Our study has several limitations. First, we used an anchor-based method to determine the MCID, which is open to criticism [14]. The rating scale based on four possible answers for our anchor question is arbitrary. The anchor question may be affected by recall bias [30]. It relies on the validity and reliability of the chosen anchor question [3, 27]. It does not take into account the variation with the sample nor the measurement precision of the instrument [16]. Nevertheless, strong correlation and association were found between patient-perceived improvements and PRWE and DASH score changes, which supports validity of the chosen anchor question in our study. In addition, we measured minimal detectable changes (distribution-based MCID) to overcome the limitations of anchor-based MCIDs. Second, we used only region-specific outcome measures and we did not use a generic health-related quality-of-life instrument to assess mental or general health. Further studies, including a generic health-related quality-of-life instrument, would provide more information for comparison of outcome measures after treatment for ulnar impaction syndrome. Finally, although idiopathic ulnar impaction syndrome is often bilateral, we assessed grip strength and wrist ROM in a manner of percentage comparing both wrists despite having no detailed information for the contralateral wrist.

This study showed that the PRWE and DASH have a large effect size (more than 0.8) and that the PRWE is more sensitive than the DASH for detecting clinical change following ulnar shortening osteotomy for idiopathic ulnar impaction syndrome. Although grip strength and wrist extension and pronation were substantially improved after surgery, the extent of these changes was only small to moderate. In fact, wrist flexion and supination were not substantially improved after surgery. These findings are consistent with those of previous studies [19, 25]. Kitzinger et al. [19] reported that the DASH and grip strength improved but that wrist ROM was unchanged after ulnar shortening osteotomy for ulnar impaction syndrome, whereas Moermans et al. [25] found that the DASH and wrist ROM were improved but grip strength was unchanged. These inconsistencies between reports are presumably the result of the minor improvements observed in terms of grip strength and wrist ROMs after surgery. Our study also showed that mean preoperative wrist ROM was approximately 90% of the contralateral side and mean grip strength was approximately 81%, which left little scope for improvement.

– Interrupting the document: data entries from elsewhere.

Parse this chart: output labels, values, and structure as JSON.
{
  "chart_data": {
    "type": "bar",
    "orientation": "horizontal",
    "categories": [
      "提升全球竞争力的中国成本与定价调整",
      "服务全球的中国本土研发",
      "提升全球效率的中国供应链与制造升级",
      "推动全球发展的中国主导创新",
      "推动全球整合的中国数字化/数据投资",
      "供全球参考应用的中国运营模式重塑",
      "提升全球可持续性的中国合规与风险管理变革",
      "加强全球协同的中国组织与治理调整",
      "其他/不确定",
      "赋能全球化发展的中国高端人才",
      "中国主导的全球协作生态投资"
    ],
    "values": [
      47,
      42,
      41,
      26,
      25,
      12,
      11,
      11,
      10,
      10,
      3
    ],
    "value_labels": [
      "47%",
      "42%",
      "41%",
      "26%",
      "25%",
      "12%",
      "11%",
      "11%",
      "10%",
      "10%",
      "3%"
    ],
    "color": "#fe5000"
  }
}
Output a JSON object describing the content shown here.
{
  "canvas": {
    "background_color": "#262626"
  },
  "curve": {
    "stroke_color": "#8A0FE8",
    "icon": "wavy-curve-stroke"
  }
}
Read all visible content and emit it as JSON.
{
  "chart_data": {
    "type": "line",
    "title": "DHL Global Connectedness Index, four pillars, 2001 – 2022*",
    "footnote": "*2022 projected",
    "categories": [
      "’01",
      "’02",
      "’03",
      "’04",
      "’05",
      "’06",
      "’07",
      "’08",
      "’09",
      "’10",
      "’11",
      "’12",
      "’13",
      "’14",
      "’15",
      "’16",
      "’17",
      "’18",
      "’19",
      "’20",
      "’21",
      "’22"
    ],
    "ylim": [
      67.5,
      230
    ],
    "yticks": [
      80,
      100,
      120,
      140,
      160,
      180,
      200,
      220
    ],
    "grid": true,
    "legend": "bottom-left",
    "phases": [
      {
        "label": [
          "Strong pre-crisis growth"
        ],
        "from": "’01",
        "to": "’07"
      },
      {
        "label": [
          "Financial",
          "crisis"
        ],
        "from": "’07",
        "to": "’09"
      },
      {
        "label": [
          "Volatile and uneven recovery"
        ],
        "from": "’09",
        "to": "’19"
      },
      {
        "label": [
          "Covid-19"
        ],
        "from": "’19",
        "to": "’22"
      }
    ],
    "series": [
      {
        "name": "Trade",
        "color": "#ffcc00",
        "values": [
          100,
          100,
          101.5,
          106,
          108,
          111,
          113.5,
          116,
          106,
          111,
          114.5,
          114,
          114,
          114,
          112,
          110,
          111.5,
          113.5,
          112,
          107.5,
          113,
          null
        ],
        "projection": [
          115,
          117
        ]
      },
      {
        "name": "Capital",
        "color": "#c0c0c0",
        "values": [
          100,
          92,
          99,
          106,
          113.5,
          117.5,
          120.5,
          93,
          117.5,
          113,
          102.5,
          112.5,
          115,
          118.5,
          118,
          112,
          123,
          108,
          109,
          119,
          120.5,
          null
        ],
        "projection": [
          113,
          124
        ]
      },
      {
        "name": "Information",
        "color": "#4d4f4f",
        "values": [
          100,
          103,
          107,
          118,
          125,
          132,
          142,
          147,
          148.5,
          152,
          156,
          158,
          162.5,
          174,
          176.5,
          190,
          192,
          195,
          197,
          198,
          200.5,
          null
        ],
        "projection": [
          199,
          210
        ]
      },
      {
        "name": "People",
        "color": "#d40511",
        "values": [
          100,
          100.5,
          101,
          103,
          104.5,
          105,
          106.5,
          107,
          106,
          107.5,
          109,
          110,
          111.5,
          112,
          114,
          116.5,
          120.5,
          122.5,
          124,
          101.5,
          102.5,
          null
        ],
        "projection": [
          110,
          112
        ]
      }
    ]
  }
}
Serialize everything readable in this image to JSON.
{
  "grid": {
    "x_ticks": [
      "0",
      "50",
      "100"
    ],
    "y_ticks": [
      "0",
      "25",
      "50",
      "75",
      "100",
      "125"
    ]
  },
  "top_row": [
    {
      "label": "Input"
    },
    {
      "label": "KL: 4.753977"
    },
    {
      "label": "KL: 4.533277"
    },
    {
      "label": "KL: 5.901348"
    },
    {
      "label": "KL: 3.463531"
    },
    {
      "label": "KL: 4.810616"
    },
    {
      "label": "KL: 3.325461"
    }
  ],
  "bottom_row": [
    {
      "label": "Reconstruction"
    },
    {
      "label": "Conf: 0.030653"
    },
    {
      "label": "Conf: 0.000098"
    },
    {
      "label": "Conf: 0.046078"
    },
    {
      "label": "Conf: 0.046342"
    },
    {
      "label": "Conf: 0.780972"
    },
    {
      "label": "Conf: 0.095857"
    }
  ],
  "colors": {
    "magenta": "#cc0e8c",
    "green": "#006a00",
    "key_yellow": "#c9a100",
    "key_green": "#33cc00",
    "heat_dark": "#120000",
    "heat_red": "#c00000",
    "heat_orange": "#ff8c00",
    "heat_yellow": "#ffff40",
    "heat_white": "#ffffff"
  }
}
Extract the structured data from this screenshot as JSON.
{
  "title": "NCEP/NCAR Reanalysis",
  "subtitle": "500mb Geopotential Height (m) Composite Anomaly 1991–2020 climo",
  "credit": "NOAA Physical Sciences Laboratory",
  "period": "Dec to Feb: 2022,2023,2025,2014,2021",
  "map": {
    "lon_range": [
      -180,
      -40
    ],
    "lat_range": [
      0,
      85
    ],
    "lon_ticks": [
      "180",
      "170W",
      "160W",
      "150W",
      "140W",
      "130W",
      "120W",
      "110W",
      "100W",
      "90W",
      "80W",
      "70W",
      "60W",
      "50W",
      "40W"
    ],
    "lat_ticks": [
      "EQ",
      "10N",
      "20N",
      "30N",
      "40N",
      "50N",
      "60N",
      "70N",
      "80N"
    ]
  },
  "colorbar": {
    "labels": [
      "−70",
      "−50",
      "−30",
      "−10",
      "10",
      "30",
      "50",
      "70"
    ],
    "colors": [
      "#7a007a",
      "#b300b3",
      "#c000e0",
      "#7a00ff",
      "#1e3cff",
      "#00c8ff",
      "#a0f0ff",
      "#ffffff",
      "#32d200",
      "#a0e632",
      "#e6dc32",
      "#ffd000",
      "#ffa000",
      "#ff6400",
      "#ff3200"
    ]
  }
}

The DASH is a patient-reported questionnaire that was designed to quantify the outcomes of upper extremity-specific injury or disease. In two studies, DASH scores were used as outcome measures after ulnar shortening osteotomy for ulnar impaction syndrome [19, 25]. The PRWE system was designed to quantify the outcomes of wrist-specific injuries or disease and has been widely used as an outcome measure for distal radius fractures [1, 12]. The majority of items (70%, 21 of 30 items) in the DASH concern functional disabilities and only six of the 30 (20%) address symptoms of the hand, arm, or shoulder. However, the PRWE scoring system allocates 50 of 100 points (50%) to wrist pain and the other 50 points to functional disabilities. Thus, our finding that the PRWE is a somewhat more sensitive tool in detecting clinical changes than the DASH probably reflects that the main problem of ulnar impaction syndrome is wrist pain rather than functional disability. However, to the best of our knowledge, the PRWE has rarely been used to assess the outcome of diseases related to the distal radioulnar joint such as ulnar impaction syndrome. Therefore, we recommend the evaluation of not only the DASH questionnaire but also the PRWE questionnaire in assessing the clinical status of distal radioulnar joint problems including ulnar impaction syndrome.